Interested learners can optionally undergo the genotyping process themselves, and then consider using their own data in their coursework. The program has been deployed in the Pitt School of Pharmacy curriculum for six years and is now offered in nationally deployed certificate and continuing education programs for practicing pharmacists and physicians as well. Dr. Empey’s team has reported strong learning outcomes from this approach.

It’s also possible that patients’ encounters with personalized, PGx-driven medicine will result in more patient satisfaction—a success metric in and of itself. It could also be cost-effective in a more traditional sense. And it could improve patient adherence if it connects patients to a drug that works better, has fewer side effects, or both.

In the midst of all this, Dr. Empey sees an opening for laboratories. “There’s a great role for labs,” he says. In addition to providing high-quality testing and interpretation, “labs can be front and center in emphasizing that these services exist.”

Putting pharmacogenomics testing to work remains an uphill journey—prepare to climb a lot of mountains, if not every one. Dr. Empey and others reported on 12 early adopters of CYP2C19 genotype-guided antiplatelet therapy (Empey PE, et al. Clin Pharmacol Ther. 2018[4];104:664–674). Their experiences provide useful insight into what can make a PGx endeavor sink or swim, he says.

Foremost, “You need a clinician champion to be able to start programs. If you have a great lab or a great research group and you don’t have that [clinical] champion to spearhead implementation, they’re a lot harder to get off the ground.”

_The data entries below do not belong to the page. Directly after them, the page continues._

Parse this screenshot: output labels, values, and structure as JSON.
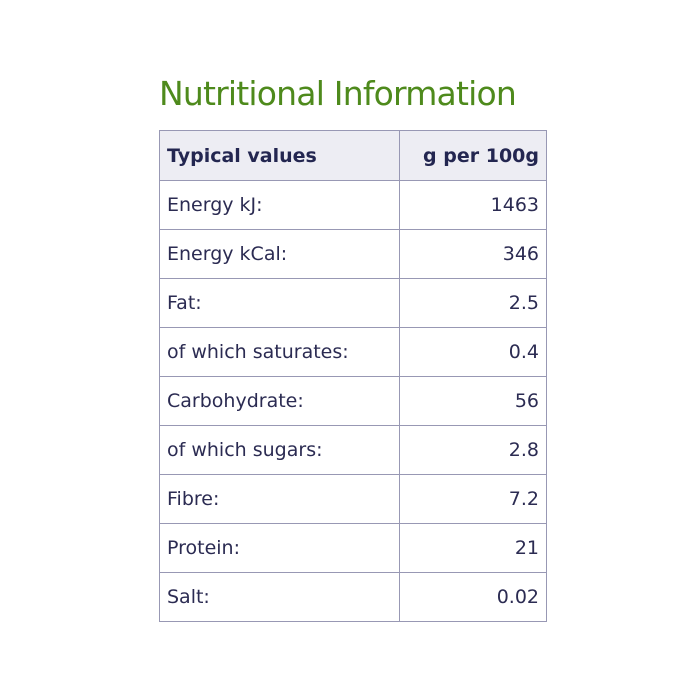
{
  "title": "Nutritional Information",
  "table": {
    "headers": {
      "label": "Typical values",
      "value": "g per 100g"
    },
    "rows": [
      {
        "label": "Energy kJ:",
        "value": "1463"
      },
      {
        "label": "Energy kCal:",
        "value": "346"
      },
      {
        "label": "Fat:",
        "value": "2.5"
      },
      {
        "label": "of which saturates:",
        "value": "0.4"
      },
      {
        "label": "Carbohydrate:",
        "value": "56"
      },
      {
        "label": "of which sugars:",
        "value": "2.8"
      },
      {
        "label": "Fibre:",
        "value": "7.2"
      },
      {
        "label": "Protein:",
        "value": "21"
      },
      {
        "label": "Salt:",
        "value": "0.02"
      }
    ]
  },
  "colors": {
    "title": "#4e8a1c",
    "text": "#2b2b52",
    "border": "#9898b4",
    "header_background": "#ededf3"
  }
}
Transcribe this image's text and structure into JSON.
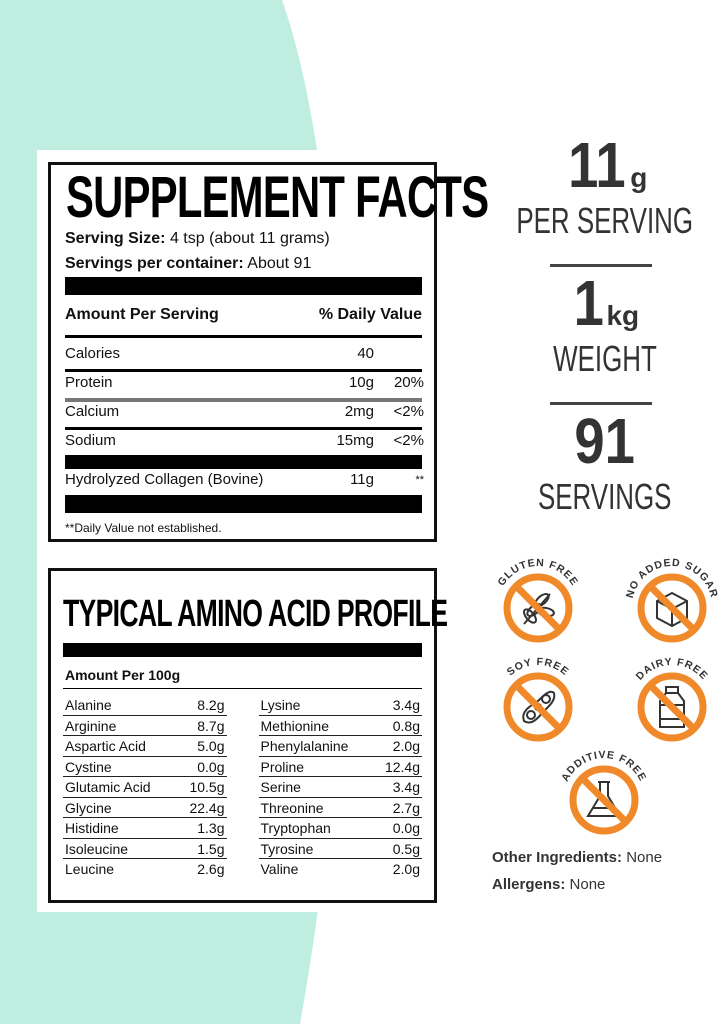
{
  "supplement_facts": {
    "title": "SUPPLEMENT FACTS",
    "serving_size_label": "Serving Size:",
    "serving_size_value": "4 tsp (about 11 grams)",
    "servings_label": "Servings per container:",
    "servings_value": "About 91",
    "amount_header": "Amount Per Serving",
    "dv_header": "% Daily Value",
    "rows": [
      {
        "name": "Calories",
        "amount": "40",
        "dv": ""
      },
      {
        "name": "Protein",
        "amount": "10g",
        "dv": "20%"
      },
      {
        "name": "Calcium",
        "amount": "2mg",
        "dv": "<2%"
      },
      {
        "name": "Sodium",
        "amount": "15mg",
        "dv": "<2%"
      },
      {
        "name": "Hydrolyzed Collagen (Bovine)",
        "amount": "11g",
        "dv": "**"
      }
    ],
    "footnote": "**Daily Value not established."
  },
  "amino": {
    "title": "TYPICAL AMINO ACID PROFILE",
    "header": "Amount Per 100g",
    "left": [
      [
        "Alanine",
        "8.2g"
      ],
      [
        "Arginine",
        "8.7g"
      ],
      [
        "Aspartic Acid",
        "5.0g"
      ],
      [
        "Cystine",
        "0.0g"
      ],
      [
        "Glutamic Acid",
        "10.5g"
      ],
      [
        "Glycine",
        "22.4g"
      ],
      [
        "Histidine",
        "1.3g"
      ],
      [
        "Isoleucine",
        "1.5g"
      ],
      [
        "Leucine",
        "2.6g"
      ]
    ],
    "right": [
      [
        "Lysine",
        "3.4g"
      ],
      [
        "Methionine",
        "0.8g"
      ],
      [
        "Phenylalanine",
        "2.0g"
      ],
      [
        "Proline",
        "12.4g"
      ],
      [
        "Serine",
        "3.4g"
      ],
      [
        "Threonine",
        "2.7g"
      ],
      [
        "Tryptophan",
        "0.0g"
      ],
      [
        "Tyrosine",
        "0.5g"
      ],
      [
        "Valine",
        "2.0g"
      ]
    ]
  },
  "stats": [
    {
      "value": "11",
      "unit": "g",
      "label": "PER SERVING"
    },
    {
      "value": "1",
      "unit": "kg",
      "label": "WEIGHT"
    },
    {
      "value": "91",
      "unit": "",
      "label": "SERVINGS"
    }
  ],
  "badges": [
    {
      "label": "GLUTEN FREE",
      "icon": "wheat-icon"
    },
    {
      "label": "NO ADDED SUGAR",
      "icon": "sugar-cube-icon"
    },
    {
      "label": "SOY FREE",
      "icon": "soybean-icon"
    },
    {
      "label": "DAIRY FREE",
      "icon": "milk-bottle-icon"
    },
    {
      "label": "ADDITIVE FREE",
      "icon": "flask-icon"
    }
  ],
  "other_ingredients_label": "Other Ingredients:",
  "other_ingredients_value": "None",
  "allergens_label": "Allergens:",
  "allergens_value": "None",
  "colors": {
    "mint": "#bfeee0",
    "orange": "#f0892a",
    "text": "#333333"
  }
}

Education, as noted, is also critical. Those involved need to know about CPIC and other available resources. As knowledge expands, so will the field. Just as there’s no need to explain to anyone that a poor renal function may require changes in dosing of some medications, he foresees a day when knowing that someone is a CYP2C19 intermediate metabolizer will automatically drive downstream action.